Treatment: Because there was pain when dried, oral administration of glycobin FP (griseofulvin: Sankyo) 375mg / day, dexartin ointment was applied, and subjective symptoms were relieved and keratinization was reduced in 1 to 2 weeks. And the tingling feeling was repeated. For this reason, when the dose of Glysobin FP was increased to 750 mg / day, improvement in subjective symptoms and improvement in skin eruption were observed, but the situation was going on and off.
Glysobin FP administration was discontinued 3 years and 2 months after the first visit and changed to 300 mg / day IPD (splatast tosilate: Taiho Pharmaceutical). On the 4th day, epithelialization occurred, and the tingling subjective symptoms were alleviated. Since there was no relapse even after taking 3 months, the dose was changed to 200 mg / day and observed for 3 months.

Example 2 Case 2
Patient: 46-year-old male Medical history: From 2 years before the first visit, I had noticed that there was a rash without subjective symptoms on the glans. At the first visit, senile pigment spots were suspected and the patient was followed up. Thereafter, the patient visited again 3 years and 10 months later.
Symptoms: At the re-examination, the slightly elevated erythema of mild keratosis up to the grain size was scattered on the glans head, and lichen planus was diagnosed.
Treatment: Glysobin FP (gluceofulvin: Sankyo) 500 mg / day was administered from the time of revisiting. After 8 months, Glysobin FP administration was discontinued and changed to IPD (Suplatast Tosilate: Taiho Pharmaceutical) 300 mg / day. When revisited 1 month later, erythema was relieved, and medication was administered for 4 months 20 days. Observation revealed that there was no relapse and it was judged to be cured. In addition, the concomitant drug in the IPD administration period was only cereal (vitamin C: Yoshishi Shiono) 3.0 g / day.

Example 3 Case 3
Patient: A 68-year-old woman Medical history: The lower lip became white tone several months before the first visit, and lichen planus was diagnosed.
Treatment: IPD (Suplatast Tosylate: Taiho Pharmaceutical) was prescribed at 300 mg / day, but it started to improve on the 10th day after administration, and became almost cured after 2 months.

Example 4 Case 4
Patient: 54-year-old male Medical history; I noticed pruritic plaques on the glans one month before the first visit.
Treatment: From the time of the first visit, 5 g of full meta ointment (mometasone furoate: Yoshishi Shiono) was administered but remained unchanged.
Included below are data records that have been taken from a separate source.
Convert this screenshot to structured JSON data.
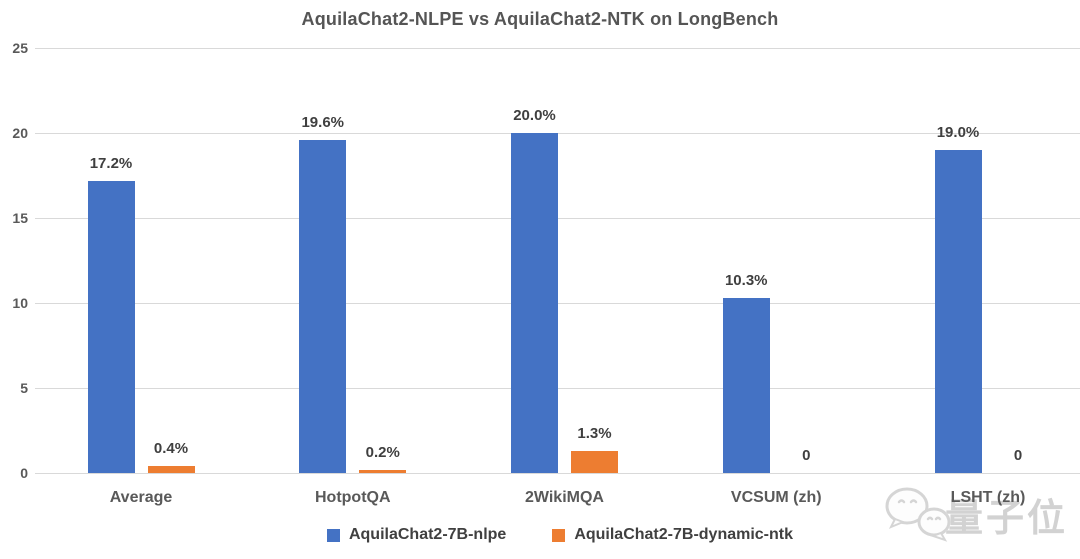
{
  "chart_data": {
    "type": "bar",
    "title": "AquilaChat2-NLPE vs AquilaChat2-NTK on LongBench",
    "categories": [
      "Average",
      "HotpotQA",
      "2WikiMQA",
      "VCSUM (zh)",
      "LSHT (zh)"
    ],
    "series": [
      {
        "name": "AquilaChat2-7B-nlpe",
        "color": "#4472C4",
        "values": [
          17.2,
          19.6,
          20.0,
          10.3,
          19.0
        ],
        "labels": [
          "17.2%",
          "19.6%",
          "20.0%",
          "10.3%",
          "19.0%"
        ]
      },
      {
        "name": "AquilaChat2-7B-dynamic-ntk",
        "color": "#ED7D31",
        "values": [
          0.4,
          0.2,
          1.3,
          0,
          0
        ],
        "labels": [
          "0.4%",
          "0.2%",
          "1.3%",
          "0",
          "0"
        ]
      }
    ],
    "ylim": [
      0,
      25
    ],
    "yticks": [
      0,
      5,
      10,
      15,
      20,
      25
    ],
    "ytick_labels": [
      "0",
      "5",
      "10",
      "15",
      "20",
      "25"
    ],
    "grid": true,
    "legend_position": "bottom",
    "xlabel": "",
    "ylabel": ""
  },
  "colors": {
    "grid": "#d9d9d9",
    "axis_text": "#595959",
    "data_label_text": "#3f3f3f",
    "title_text": "#555555",
    "watermark": "#c2c2c2"
  },
  "watermark": {
    "text": "量子位",
    "icon": "wechat-chat-bubbles"
  }
}
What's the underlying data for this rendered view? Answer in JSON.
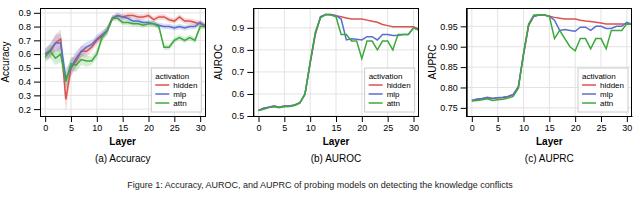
{
  "title": "Figure 1: Accuracy, AUROC, and AUPRC of probing models on detecting the knowledge conflicts",
  "chart_data": [
    {
      "type": "line",
      "title": "(a) Accuracy",
      "x_label": "Layer",
      "y_label": "Accuracy",
      "legend_title": "activation",
      "legend": "lower right",
      "grid": true,
      "x": [
        0,
        1,
        2,
        3,
        4,
        5,
        6,
        7,
        8,
        9,
        10,
        11,
        12,
        13,
        14,
        15,
        16,
        17,
        18,
        19,
        20,
        21,
        22,
        23,
        24,
        25,
        26,
        27,
        28,
        29,
        30,
        31
      ],
      "xlim": [
        -1,
        31
      ],
      "xticks": [
        0,
        5,
        10,
        15,
        20,
        25,
        30
      ],
      "ylim": [
        0.15,
        0.935
      ],
      "yticks": [
        0.2,
        0.3,
        0.4,
        0.5,
        0.6,
        0.7,
        0.8,
        0.9
      ],
      "series": [
        {
          "name": "hidden",
          "color": "#d9534f",
          "values": [
            0.6,
            0.62,
            0.68,
            0.71,
            0.27,
            0.5,
            0.55,
            0.62,
            0.62,
            0.65,
            0.7,
            0.73,
            0.77,
            0.86,
            0.88,
            0.87,
            0.88,
            0.88,
            0.87,
            0.87,
            0.88,
            0.85,
            0.87,
            0.87,
            0.85,
            0.84,
            0.87,
            0.84,
            0.84,
            0.83,
            0.82,
            0.81
          ],
          "std": [
            0.04,
            0.05,
            0.06,
            0.07,
            0.09,
            0.06,
            0.05,
            0.04,
            0.04,
            0.03,
            0.03,
            0.03,
            0.03,
            0.02,
            0.02,
            0.02,
            0.02,
            0.02,
            0.02,
            0.02,
            0.02,
            0.02,
            0.02,
            0.02,
            0.02,
            0.02,
            0.02,
            0.02,
            0.02,
            0.02,
            0.02,
            0.02
          ]
        },
        {
          "name": "mlp",
          "color": "#5b6dcf",
          "values": [
            0.6,
            0.63,
            0.68,
            0.68,
            0.42,
            0.5,
            0.57,
            0.62,
            0.65,
            0.67,
            0.71,
            0.74,
            0.77,
            0.86,
            0.88,
            0.87,
            0.86,
            0.84,
            0.84,
            0.83,
            0.83,
            0.82,
            0.81,
            0.8,
            0.8,
            0.79,
            0.8,
            0.79,
            0.8,
            0.8,
            0.83,
            0.8
          ],
          "std": [
            0.04,
            0.05,
            0.06,
            0.07,
            0.07,
            0.06,
            0.05,
            0.04,
            0.04,
            0.03,
            0.03,
            0.03,
            0.03,
            0.02,
            0.02,
            0.02,
            0.02,
            0.02,
            0.02,
            0.02,
            0.02,
            0.02,
            0.02,
            0.02,
            0.02,
            0.02,
            0.02,
            0.02,
            0.02,
            0.02,
            0.02,
            0.02
          ]
        },
        {
          "name": "attn",
          "color": "#3baa3b",
          "values": [
            0.58,
            0.62,
            0.57,
            0.6,
            0.4,
            0.53,
            0.52,
            0.56,
            0.55,
            0.55,
            0.6,
            0.72,
            0.77,
            0.86,
            0.86,
            0.83,
            0.83,
            0.82,
            0.82,
            0.81,
            0.82,
            0.82,
            0.8,
            0.65,
            0.65,
            0.7,
            0.72,
            0.7,
            0.72,
            0.7,
            0.8,
            0.8
          ],
          "std": [
            0.04,
            0.05,
            0.05,
            0.06,
            0.06,
            0.05,
            0.05,
            0.04,
            0.04,
            0.03,
            0.03,
            0.03,
            0.03,
            0.02,
            0.02,
            0.02,
            0.02,
            0.02,
            0.02,
            0.02,
            0.02,
            0.02,
            0.02,
            0.02,
            0.02,
            0.02,
            0.02,
            0.02,
            0.02,
            0.02,
            0.02,
            0.02
          ]
        }
      ]
    },
    {
      "type": "line",
      "title": "(b) AUROC",
      "x_label": "Layer",
      "y_label": "AUROC",
      "legend_title": "activation",
      "legend": "lower right",
      "grid": true,
      "x": [
        0,
        1,
        2,
        3,
        4,
        5,
        6,
        7,
        8,
        9,
        10,
        11,
        12,
        13,
        14,
        15,
        16,
        17,
        18,
        19,
        20,
        21,
        22,
        23,
        24,
        25,
        26,
        27,
        28,
        29,
        30,
        31
      ],
      "xlim": [
        -1,
        31
      ],
      "xticks": [
        0,
        5,
        10,
        15,
        20,
        25,
        30
      ],
      "ylim": [
        0.5,
        0.99
      ],
      "yticks": [
        0.5,
        0.6,
        0.7,
        0.8,
        0.9
      ],
      "series": [
        {
          "name": "hidden",
          "color": "#d9534f",
          "values": [
            0.525,
            0.535,
            0.54,
            0.545,
            0.54,
            0.545,
            0.545,
            0.55,
            0.56,
            0.6,
            0.74,
            0.87,
            0.95,
            0.96,
            0.96,
            0.955,
            0.95,
            0.945,
            0.94,
            0.94,
            0.94,
            0.935,
            0.93,
            0.925,
            0.915,
            0.91,
            0.905,
            0.905,
            0.905,
            0.905,
            0.905,
            0.895
          ]
        },
        {
          "name": "mlp",
          "color": "#5b6dcf",
          "values": [
            0.525,
            0.535,
            0.54,
            0.545,
            0.54,
            0.545,
            0.545,
            0.55,
            0.56,
            0.6,
            0.74,
            0.875,
            0.95,
            0.96,
            0.96,
            0.955,
            0.94,
            0.845,
            0.85,
            0.848,
            0.845,
            0.86,
            0.86,
            0.845,
            0.87,
            0.87,
            0.865,
            0.865,
            0.87,
            0.87,
            0.9,
            0.89
          ]
        },
        {
          "name": "attn",
          "color": "#3baa3b",
          "values": [
            0.525,
            0.53,
            0.538,
            0.542,
            0.538,
            0.542,
            0.543,
            0.548,
            0.558,
            0.598,
            0.745,
            0.88,
            0.945,
            0.96,
            0.958,
            0.95,
            0.87,
            0.87,
            0.84,
            0.84,
            0.76,
            0.84,
            0.84,
            0.8,
            0.84,
            0.84,
            0.8,
            0.87,
            0.87,
            0.87,
            0.9,
            0.89
          ]
        }
      ]
    },
    {
      "type": "line",
      "title": "(c) AUPRC",
      "x_label": "Layer",
      "y_label": "AUPRC",
      "legend_title": "activation",
      "legend": "lower right",
      "grid": true,
      "x": [
        0,
        1,
        2,
        3,
        4,
        5,
        6,
        7,
        8,
        9,
        10,
        11,
        12,
        13,
        14,
        15,
        16,
        17,
        18,
        19,
        20,
        21,
        22,
        23,
        24,
        25,
        26,
        27,
        28,
        29,
        30,
        31
      ],
      "xlim": [
        -1,
        31
      ],
      "xticks": [
        0,
        5,
        10,
        15,
        20,
        25,
        30
      ],
      "ylim": [
        0.73,
        0.995
      ],
      "yticks": [
        0.75,
        {
          "value": 0.8,
          "label": "0.80"
        },
        0.85,
        {
          "value": 0.9,
          "label": "0.90"
        },
        0.95
      ],
      "series": [
        {
          "name": "hidden",
          "color": "#d9534f",
          "values": [
            0.768,
            0.77,
            0.772,
            0.775,
            0.773,
            0.775,
            0.775,
            0.778,
            0.782,
            0.8,
            0.88,
            0.952,
            0.975,
            0.978,
            0.978,
            0.975,
            0.972,
            0.97,
            0.968,
            0.968,
            0.968,
            0.965,
            0.963,
            0.962,
            0.96,
            0.958,
            0.956,
            0.956,
            0.956,
            0.956,
            0.956,
            0.955
          ]
        },
        {
          "name": "mlp",
          "color": "#5b6dcf",
          "values": [
            0.768,
            0.772,
            0.773,
            0.776,
            0.773,
            0.775,
            0.776,
            0.778,
            0.783,
            0.802,
            0.882,
            0.954,
            0.975,
            0.978,
            0.978,
            0.975,
            0.965,
            0.94,
            0.942,
            0.94,
            0.938,
            0.948,
            0.948,
            0.94,
            0.95,
            0.95,
            0.945,
            0.945,
            0.95,
            0.95,
            0.96,
            0.955
          ]
        },
        {
          "name": "attn",
          "color": "#3baa3b",
          "values": [
            0.767,
            0.768,
            0.77,
            0.772,
            0.768,
            0.77,
            0.771,
            0.774,
            0.778,
            0.798,
            0.883,
            0.956,
            0.978,
            0.978,
            0.978,
            0.975,
            0.92,
            0.94,
            0.92,
            0.9,
            0.89,
            0.92,
            0.92,
            0.895,
            0.92,
            0.92,
            0.895,
            0.94,
            0.94,
            0.94,
            0.956,
            0.955
          ]
        }
      ]
    }
  ]
}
One month later, when IPD (Suplatast Tosylate: Taiho Pharmaceutical) was administered at a dose of 300 mg / day for 14 days, itching disappeared and erythema improved. Thereafter, the patient was cured by sequential administration of IPD 300 mg / day 14 days, IPD 300 mg / day 21 days, IPD 300 mg / day 28 days. Around 1 week after oral administration of IPD 300 mg / day, subjective symptoms (pruritus) disappeared and erythema improved. Thereafter, brown erythema and brown erythema were gradually improved.

Claims (1)

Following formula (1):

(±)-[2- {4- (3-Ethoxy-2-hydroxypropoxy) phenylcarbamoyl} ethyl] dimethylsulfonium represented by the formula: Preventive agent and / or treatment of lichen planus Agent.